I don't think vaccines cause autism, but vaccines do involve a risk. So, cost-benefit analysis is better than just tossing them at kids without thinking.
no subject
Date: 2005-06-20 02:39 pm (UTC)I would probably have a different attitude if my children were in daycare though -- I honestly don't know how I would feel.
no subject
Date: 2005-06-20 02:59 pm (UTC)Britain is having outbreaks of various things that used to be vaccinated against, so this is big news over there. So sayeth the British husband. Can't vouch for the truth of any of this, myself.
no subject
Date: 2005-06-20 03:07 pm (UTC)Then 10 months on it finally escaped the universities it had been confined to and started hitting the general populace. Including a lot of people who had been fully MMRed (my cousin amongst them.)

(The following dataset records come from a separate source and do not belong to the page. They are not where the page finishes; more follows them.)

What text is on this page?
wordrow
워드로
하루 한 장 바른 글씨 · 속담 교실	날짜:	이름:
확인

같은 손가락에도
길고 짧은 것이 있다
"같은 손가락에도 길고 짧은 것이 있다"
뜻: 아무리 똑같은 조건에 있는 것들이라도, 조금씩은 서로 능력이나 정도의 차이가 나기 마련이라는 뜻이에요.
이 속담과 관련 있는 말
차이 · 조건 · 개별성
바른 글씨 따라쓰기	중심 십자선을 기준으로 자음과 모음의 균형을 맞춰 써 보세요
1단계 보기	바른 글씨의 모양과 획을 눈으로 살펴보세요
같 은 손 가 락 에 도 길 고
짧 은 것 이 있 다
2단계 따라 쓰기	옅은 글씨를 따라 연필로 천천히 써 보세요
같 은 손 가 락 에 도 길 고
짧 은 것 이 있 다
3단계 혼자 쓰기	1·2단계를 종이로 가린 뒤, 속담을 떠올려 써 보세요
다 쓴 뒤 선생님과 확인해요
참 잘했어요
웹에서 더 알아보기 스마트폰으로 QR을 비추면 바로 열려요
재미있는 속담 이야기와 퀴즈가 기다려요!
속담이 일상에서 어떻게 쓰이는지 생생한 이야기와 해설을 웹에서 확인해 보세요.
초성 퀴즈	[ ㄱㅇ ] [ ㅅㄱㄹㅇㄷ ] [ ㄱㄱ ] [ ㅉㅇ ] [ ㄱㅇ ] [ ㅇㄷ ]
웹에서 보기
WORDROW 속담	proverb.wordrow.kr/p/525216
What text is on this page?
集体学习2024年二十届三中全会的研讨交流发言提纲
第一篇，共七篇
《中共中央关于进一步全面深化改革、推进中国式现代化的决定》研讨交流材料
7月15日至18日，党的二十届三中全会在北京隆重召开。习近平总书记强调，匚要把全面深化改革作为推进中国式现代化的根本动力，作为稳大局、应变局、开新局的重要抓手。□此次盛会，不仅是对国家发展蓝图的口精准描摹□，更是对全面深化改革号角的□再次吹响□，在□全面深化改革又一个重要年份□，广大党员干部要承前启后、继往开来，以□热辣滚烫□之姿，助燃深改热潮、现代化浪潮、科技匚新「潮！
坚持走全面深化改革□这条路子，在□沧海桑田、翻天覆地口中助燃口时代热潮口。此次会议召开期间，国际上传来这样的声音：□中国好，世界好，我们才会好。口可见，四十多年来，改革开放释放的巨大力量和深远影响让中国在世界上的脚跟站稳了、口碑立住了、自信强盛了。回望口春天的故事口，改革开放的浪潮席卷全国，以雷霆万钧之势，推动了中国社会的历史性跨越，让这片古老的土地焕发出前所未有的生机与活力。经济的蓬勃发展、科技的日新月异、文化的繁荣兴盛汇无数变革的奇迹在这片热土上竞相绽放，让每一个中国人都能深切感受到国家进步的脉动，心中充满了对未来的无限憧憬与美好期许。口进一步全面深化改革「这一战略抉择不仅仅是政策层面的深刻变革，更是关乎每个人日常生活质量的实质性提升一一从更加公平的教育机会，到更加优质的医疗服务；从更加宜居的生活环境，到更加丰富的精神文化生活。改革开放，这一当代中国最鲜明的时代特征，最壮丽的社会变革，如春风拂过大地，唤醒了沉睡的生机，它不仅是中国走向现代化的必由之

And now people are beginning to wonder how effective the MMR is.
no subject
Date: 2005-06-20 03:15 pm (UTC)I had the MMR series, but when I worked in a public health clinic they did a similar titer (just for measles and rubella) and I was negative for measles antibodies so I had to be re-vaccinated. Which they insisted on doing right then. I worked eight hours with a 104° fever that day. :-/
OTOH, obviously I wouldn't vouch for the MMR's effectiveness 15 years after my last booster, but certainly the measles portion is effective in young kids—there've been a few isolated measles outbreaks among kids who weren't vaccinated.
no subject
Date: 2005-06-20 03:57 pm (UTC)no subject
Date: 2005-06-20 05:37 pm (UTC)2. Lived there a couple of years.
3. Am currently reading British women's mags -- mom brought em back for me.
4. Profit!
Mostly #1 because I learned it during #2. :D (Although probably before then because I worked as a go between for a London office and a NY office and that included being the right hand person for one of their transplants.)
no subject
Date: 2005-06-20 05:51 pm (UTC)I'm not complaining, I'm just curious.
no subject
Date: 2005-06-20 06:09 pm (UTC)Shots always make me think of dogs, for whatever reason.
no subject
Date: 2005-06-20 06:11 pm (UTC)However since my daughter has not been exposed to it yet, and she's starting to get older, we're probably going to do it now. Just want to make sure she gets boosters.
No one even gets tetanus boosters anymore, really, and they should. (I should talk I'm late for mine. Last one was about 12 years ago.)